Making relevant information requests.
matt42 said 3 years, 1 month ago:
In forums, it is great to see information that might be useful multiple users. Sometimes, the initial postings make it difficult to provide answers or find similar posts that will help you solve your issue. This is usually due to a lack of information regarding the situation. “My site is down.” is not an effective method for requesting help.
Without context, no member of the forum will be able to offer any (useful) solutions for a given issue. This applies whether the responder is a Go Daddy employee or another user. Supplying as much information as possible up front will allow the other members of the forum to assist with much reduced ‘back-and-forth’.
For example, if you are having an issue with your hosted web site, try to provide the following:
1. Type of hosting.
a. Web Hosting
b. Grid Hosting
c. Virtual Dedicated Server
d. Dedicated Server
2. Hosting OS
a. Linux
b. Windows
3. Afflicted domain name.
4. Description of the issue.
a. Any and All error messages received.
b. Include time ranges with time zone if possible.
Also, the title of your post may determine if someone even opens it to read it. Simply saying “my site is down” as the post title may not encourage others to investigate. However, if you include the error message in the post title, someone scanning the posts may see the error and know exactly how to fix it.
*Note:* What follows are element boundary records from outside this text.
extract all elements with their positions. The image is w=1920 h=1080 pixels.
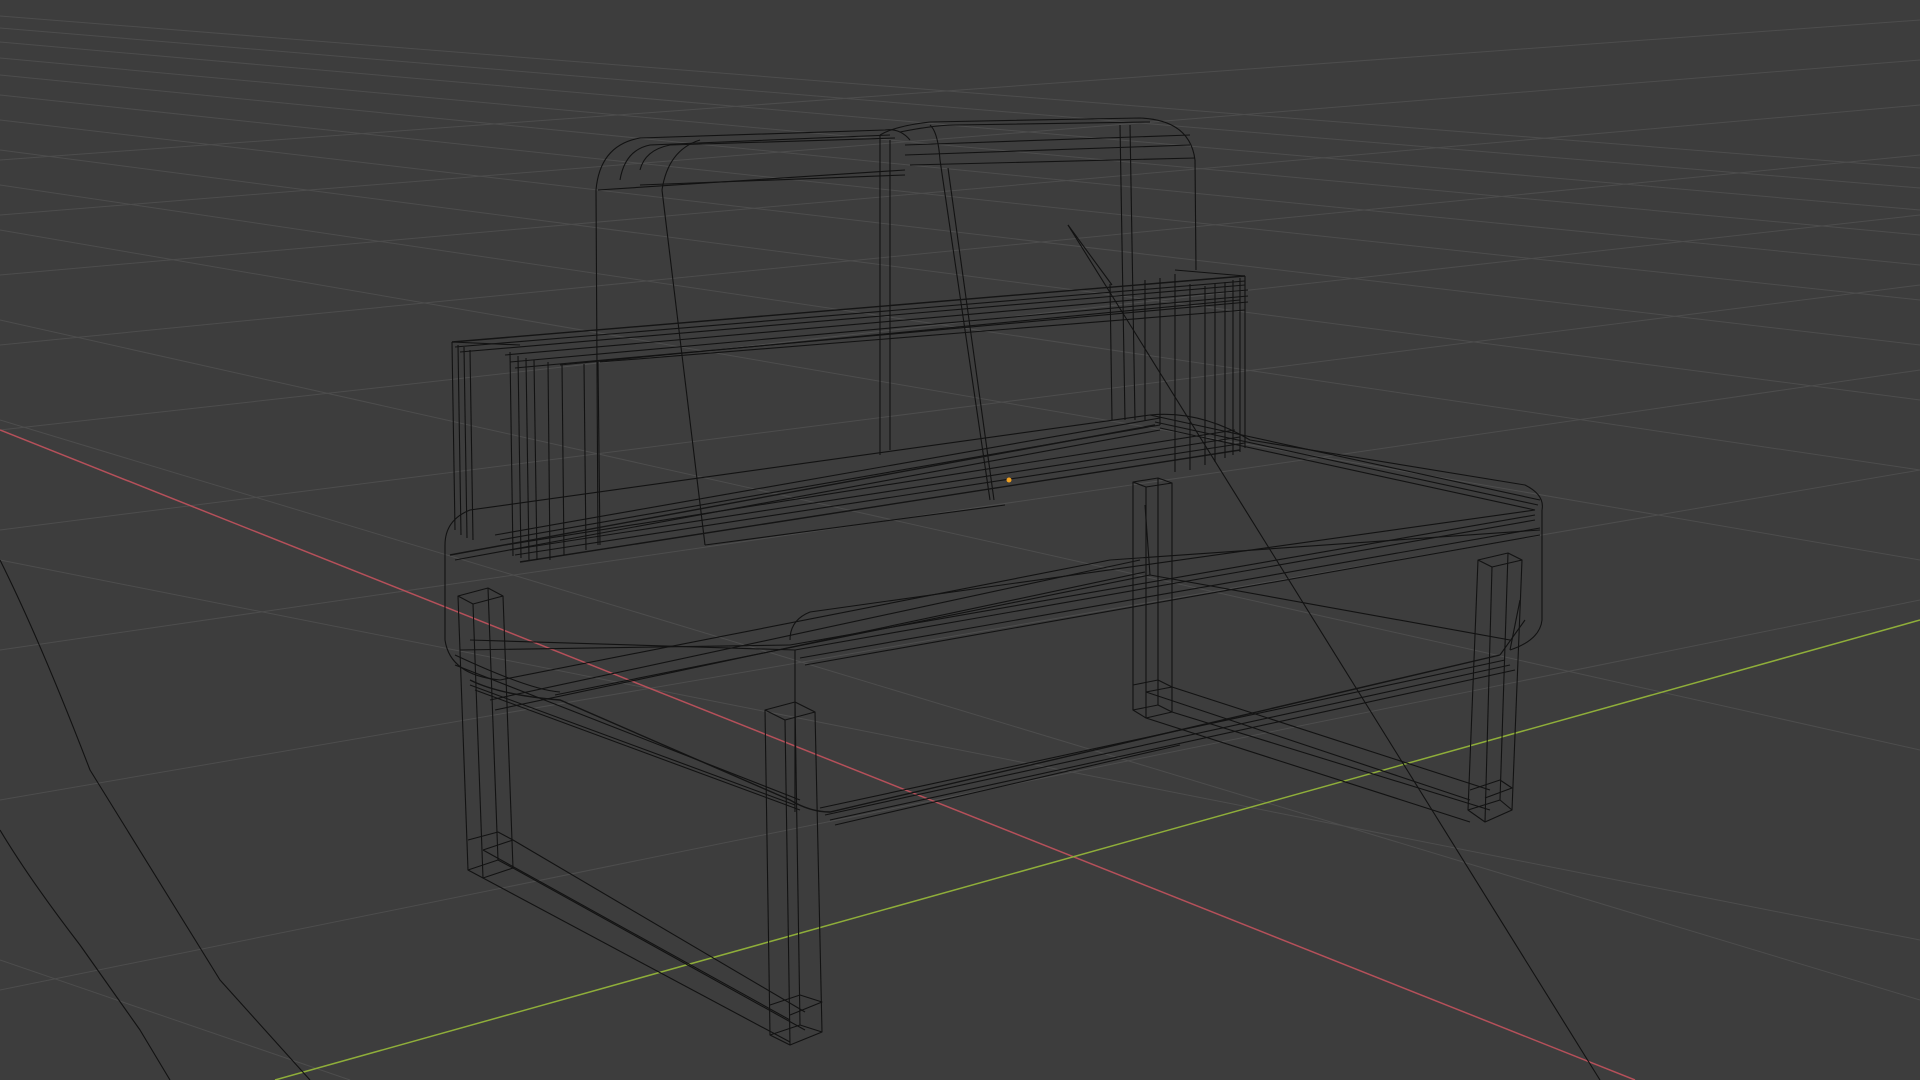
y-axis-line [274, 619, 1920, 1080]
legs[interactable] [457, 477, 1523, 1046]
leg-back-right[interactable] [1467, 552, 1523, 823]
floor-grid [0, 15, 1920, 1080]
back-frame[interactable] [451, 269, 1249, 563]
object-origin-point[interactable] [1006, 477, 1012, 483]
bench-seat[interactable] [444, 413, 1543, 826]
leg-back-left[interactable] [1132, 477, 1491, 823]
backrest-cushion[interactable] [595, 117, 1197, 546]
leg-front-left[interactable] [457, 587, 806, 1043]
stray-edges [0, 224, 1601, 1080]
viewport-canvas[interactable] [0, 0, 1920, 1080]
3d-viewport[interactable] [0, 0, 1920, 1080]
x-axis-line [0, 429, 1636, 1080]
axis-lines [0, 429, 1920, 1080]
bench-model[interactable] [444, 117, 1543, 1046]
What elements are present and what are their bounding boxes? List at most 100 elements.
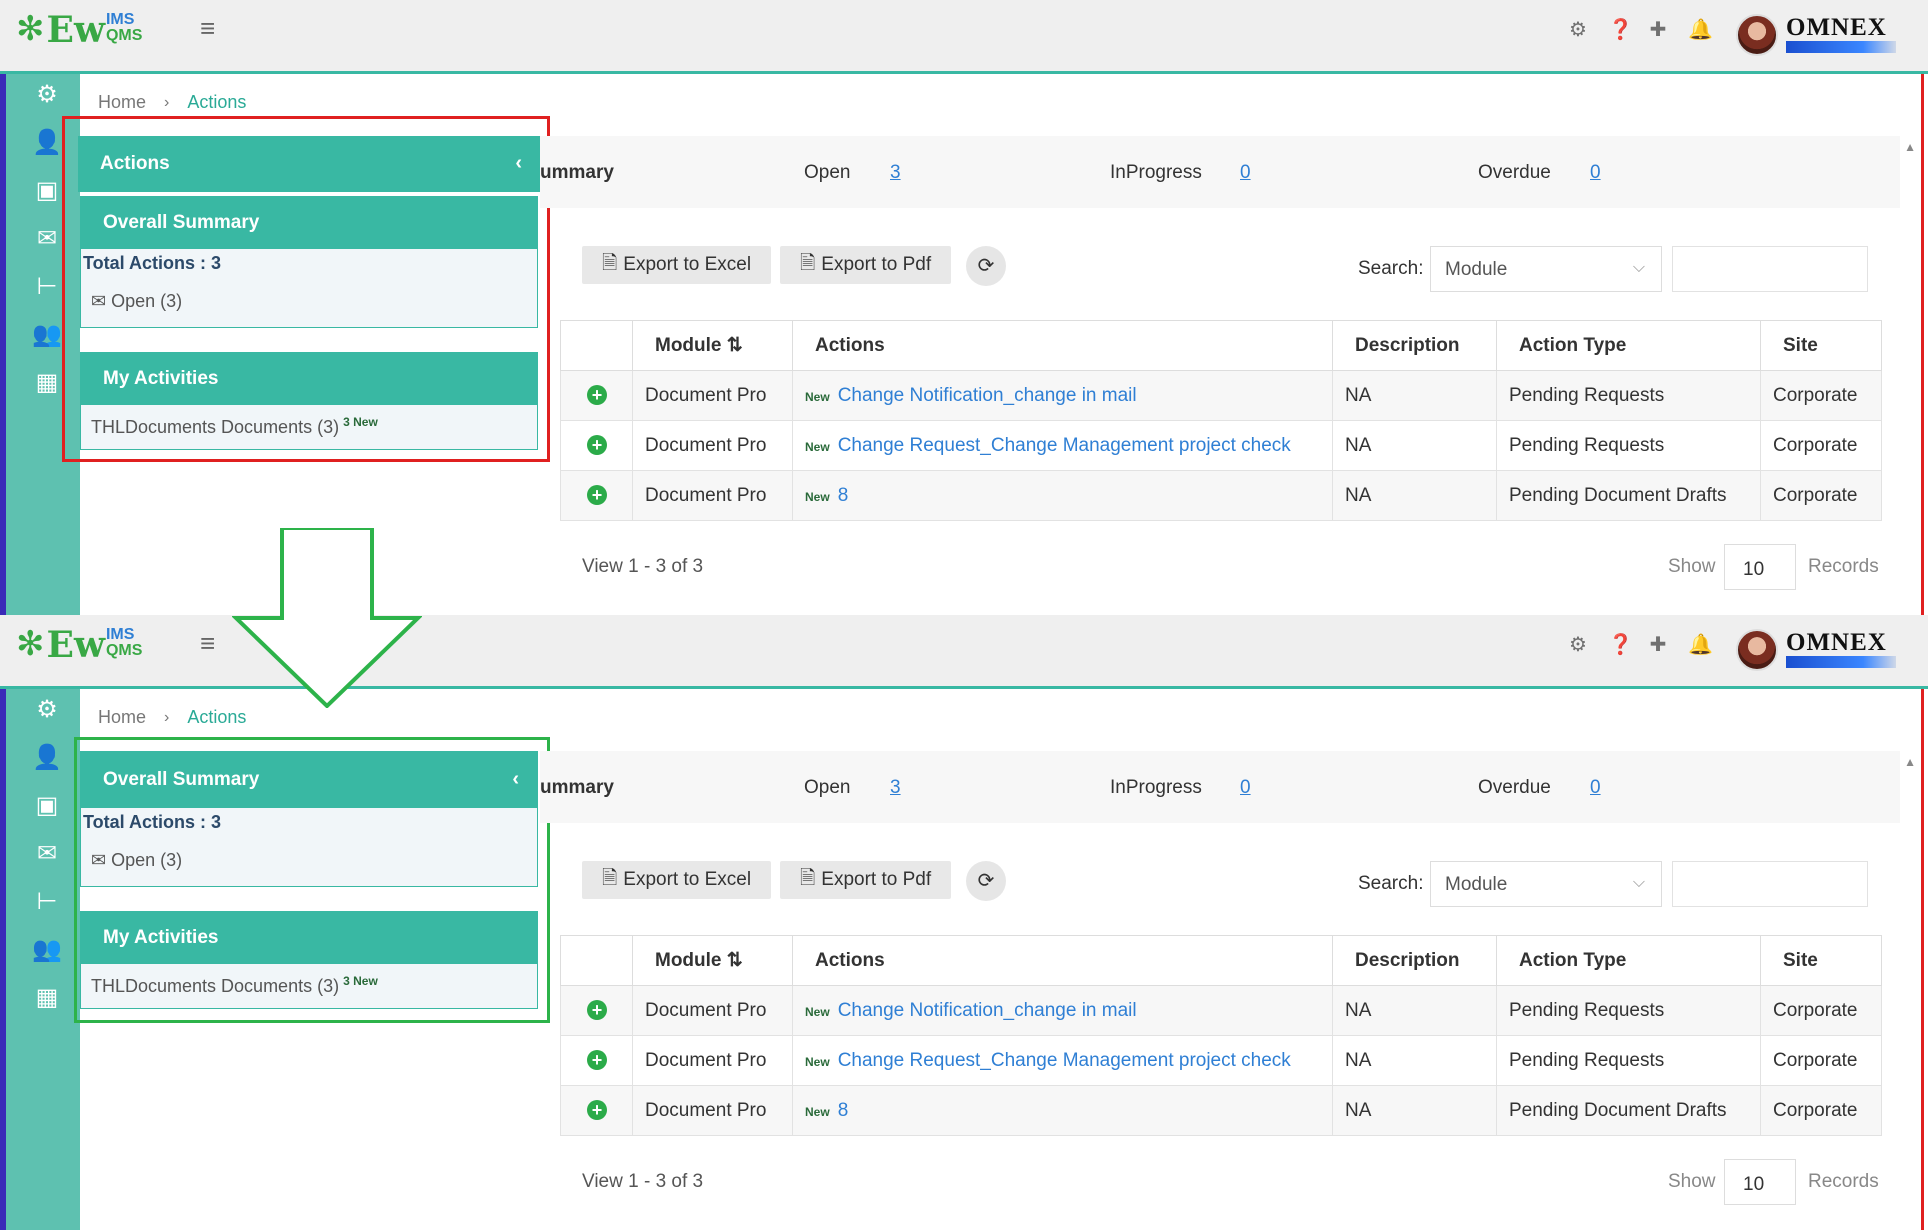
description-cell: NA: [1332, 985, 1497, 1036]
nav-building-icon[interactable]: ▦: [32, 368, 62, 398]
add-plus-icon[interactable]: ✚: [1648, 633, 1668, 657]
pdf-file-icon: 🗎: [800, 868, 816, 889]
column-header-action-type[interactable]: Action Type: [1496, 320, 1761, 371]
action-link[interactable]: Change Notification_change in mail: [838, 1000, 1137, 1021]
export-pdf-button[interactable]: 🗎 Export to Pdf: [780, 861, 952, 899]
column-header-actions[interactable]: Actions: [792, 320, 1333, 371]
nav-user-check-icon[interactable]: 👥: [32, 935, 62, 965]
nav-mail-icon[interactable]: ✉: [32, 224, 62, 254]
sort-icon[interactable]: ⇅: [727, 335, 743, 356]
pdf-file-icon: 🗎: [800, 253, 816, 274]
nav-user-icon[interactable]: 👤: [32, 743, 62, 773]
nav-settings-icon[interactable]: ⚙: [32, 695, 62, 725]
scroll-up-icon[interactable]: ▲: [1904, 140, 1916, 154]
column-header-site[interactable]: Site: [1760, 320, 1882, 371]
bell-icon[interactable]: 🔔: [1688, 18, 1713, 42]
action-type-cell: Pending Requests: [1496, 985, 1761, 1036]
search-module-select[interactable]: Module ⌵: [1430, 861, 1662, 907]
inprogress-count-link[interactable]: 0: [1240, 162, 1251, 184]
logo-star-icon: ✻: [16, 10, 45, 48]
breadcrumb-current[interactable]: Actions: [187, 92, 246, 113]
nav-mail-icon[interactable]: ✉: [32, 839, 62, 869]
column-header-module[interactable]: Module ⇅: [632, 320, 793, 371]
nav-building-icon[interactable]: ▦: [32, 983, 62, 1013]
column-header-site[interactable]: Site: [1760, 935, 1882, 986]
refresh-icon[interactable]: ⟳: [966, 861, 1006, 901]
column-header-description[interactable]: Description: [1332, 935, 1497, 986]
expand-plus-icon[interactable]: +: [587, 484, 607, 505]
records-per-page-input[interactable]: 10: [1724, 544, 1796, 590]
nav-presentation-icon[interactable]: ▣: [32, 791, 62, 821]
bell-icon[interactable]: 🔔: [1688, 633, 1713, 657]
nav-user-check-icon[interactable]: 👥: [32, 320, 62, 350]
nav-workflow-icon[interactable]: ⊢: [32, 272, 62, 302]
description-cell: NA: [1332, 1035, 1497, 1086]
column-header-action-type[interactable]: Action Type: [1496, 935, 1761, 986]
nav-settings-icon[interactable]: ⚙: [32, 80, 62, 110]
open-count-link[interactable]: 3: [890, 162, 901, 184]
column-header-module[interactable]: Module ⇅: [632, 935, 793, 986]
breadcrumb-home[interactable]: Home: [98, 92, 146, 113]
action-cell: New 8: [792, 470, 1333, 521]
search-module-select[interactable]: Module ⌵: [1430, 246, 1662, 292]
column-module-label: Module: [655, 335, 722, 356]
action-link[interactable]: Change Request_Change Management project…: [838, 435, 1291, 456]
nav-presentation-icon[interactable]: ▣: [32, 176, 62, 206]
breadcrumb-home[interactable]: Home: [98, 707, 146, 728]
column-header-actions[interactable]: Actions: [792, 935, 1333, 986]
records-per-page-input[interactable]: 10: [1724, 1159, 1796, 1205]
action-link[interactable]: Change Notification_change in mail: [838, 385, 1137, 406]
add-plus-icon[interactable]: ✚: [1648, 18, 1668, 42]
settings-gear-icon[interactable]: ⚙: [1568, 633, 1588, 657]
nav-workflow-icon[interactable]: ⊢: [32, 887, 62, 917]
hamburger-menu-icon[interactable]: ≡: [200, 630, 215, 656]
expand-plus-icon[interactable]: +: [587, 999, 607, 1020]
brand-text: OMNEX: [1786, 629, 1887, 656]
overdue-label: Overdue: [1478, 162, 1551, 183]
expand-plus-icon[interactable]: +: [587, 434, 607, 455]
breadcrumb-current[interactable]: Actions: [187, 707, 246, 728]
search-input[interactable]: [1672, 861, 1868, 907]
export-excel-button[interactable]: 🗎 Export to Excel: [582, 861, 772, 899]
inprogress-count-link[interactable]: 0: [1240, 777, 1251, 799]
brand-bar: [1786, 41, 1896, 53]
export-excel-button[interactable]: 🗎 Export to Excel: [582, 246, 772, 284]
scroll-up-icon[interactable]: ▲: [1904, 755, 1916, 769]
overdue-count-link[interactable]: 0: [1590, 162, 1601, 184]
refresh-icon[interactable]: ⟳: [966, 246, 1006, 286]
action-link[interactable]: 8: [838, 485, 849, 506]
expand-plus-icon[interactable]: +: [587, 384, 607, 405]
new-tag: New: [805, 389, 830, 404]
user-avatar[interactable]: [1736, 14, 1778, 56]
actions-table: Module ⇅ Actions Description Action Type…: [560, 320, 1882, 521]
excel-file-icon: 🗎: [602, 253, 618, 274]
down-arrow-annotation: [232, 528, 422, 708]
expand-plus-icon[interactable]: +: [587, 1049, 607, 1070]
site-cell: Corporate: [1760, 985, 1882, 1036]
logo-star-icon: ✻: [16, 625, 45, 663]
action-link[interactable]: 8: [838, 1100, 849, 1121]
table-row: + Document Pro New Change Notification_ch…: [560, 370, 1882, 421]
inprogress-label: InProgress: [1110, 162, 1202, 183]
sort-icon[interactable]: ⇅: [727, 950, 743, 971]
search-input[interactable]: [1672, 246, 1868, 292]
export-pdf-button[interactable]: 🗎 Export to Pdf: [780, 246, 952, 284]
export-excel-label: Export to Excel: [623, 254, 752, 275]
nav-user-icon[interactable]: 👤: [32, 128, 62, 158]
user-avatar[interactable]: [1736, 629, 1778, 671]
expand-plus-icon[interactable]: +: [587, 1099, 607, 1120]
hamburger-menu-icon[interactable]: ≡: [200, 15, 215, 41]
breadcrumb-chevron-icon: ›: [164, 708, 170, 726]
module-cell: Document Pro: [632, 470, 793, 521]
settings-gear-icon[interactable]: ⚙: [1568, 18, 1588, 42]
column-header-description[interactable]: Description: [1332, 320, 1497, 371]
app-logo[interactable]: ✻ Ew IMS QMS: [16, 10, 142, 49]
app-logo[interactable]: ✻ Ew IMS QMS: [16, 625, 142, 664]
actions-grid-card: 🗎 Export to Excel 🗎 Export to Pdf ⟳ Search…: [560, 228, 1882, 598]
open-count-link[interactable]: 3: [890, 777, 901, 799]
overdue-count-link[interactable]: 0: [1590, 777, 1601, 799]
help-icon[interactable]: ❓: [1608, 18, 1633, 42]
action-link[interactable]: Change Request_Change Management project…: [838, 1050, 1291, 1071]
help-icon[interactable]: ❓: [1608, 633, 1633, 657]
expand-cell: +: [560, 1085, 633, 1136]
Another thing to be conscious of is the size of our hosting environment. Two issues which have similar symptoms are not necessarily the same issue. As such, replying to a thread with a ‘me too’ is not often productive in getting an issue addressed.
Please keep in mind that Go Daddy employees are not authorized to access customer account details when investigating forum posts. If the issue you are experiencing cannot be resolved by looking at your site on the public internet, employees on the forum will refer you to our support professionals. Our support personnel can access your account and escalate the issue further if needed.
I hope that the above information can help make the community here more useful to all involved members. Thanks!
Deleted User said 3 years, 1 month ago:
Good content. I agree, the more information the better. Many times, it takes 3x longer to provide an answer since the first response is usually trying to clarify the issue by getting more info.
Zephyr said 2 years, 9 months ago:
The advice given is all very well and good, but I think it is unnecessarily burdensome to require all of that information when ongoing and nearly identical QUALITY OF SERVICE (QOS) issues exist in which shared hosting web servers are either responding after long delays or are not responding at all!!
When I get packet loss and “Request Timed Out” results when pinging my own domain name or the IP address where my Linux shared hosting resides, all of it at GoDaddy’s secureserver.net, and I find no similar problems at my various non-GoDaddy sites or at any other location anywhere on the internet, and this pattern remains consistent when using different ISPs for my connection to the internet, then the cause is clearly overloaded GoDaddy web servers. GoDaddy is failing to meet its QOS obligation to its customers. The additional fact that many GoDaddy email (SMTP) servers are listed in various RBLs (Realtime Block Lists) is testimony that GoDaddy is tolerating the origination of spam from its network in exactly the same laissez-faire way that GoDaddy also allows customers that are bandwidth hogs to dominate the shared servers. Little guys that don’t spew gigabytes of high bandwidth content end up being the victims when their own websites load very slowly or not at all. This kind of issue does not require a great deal of burdensome input from the customer.
ShelLuser said 2 years, 9 months ago:
Great post Matt.
Yeah, many people explain their problems from their point of view so to speak. So easily ignore or forget important details since its so familiar to them that the (usually even unknowingly) assume its common knowledge.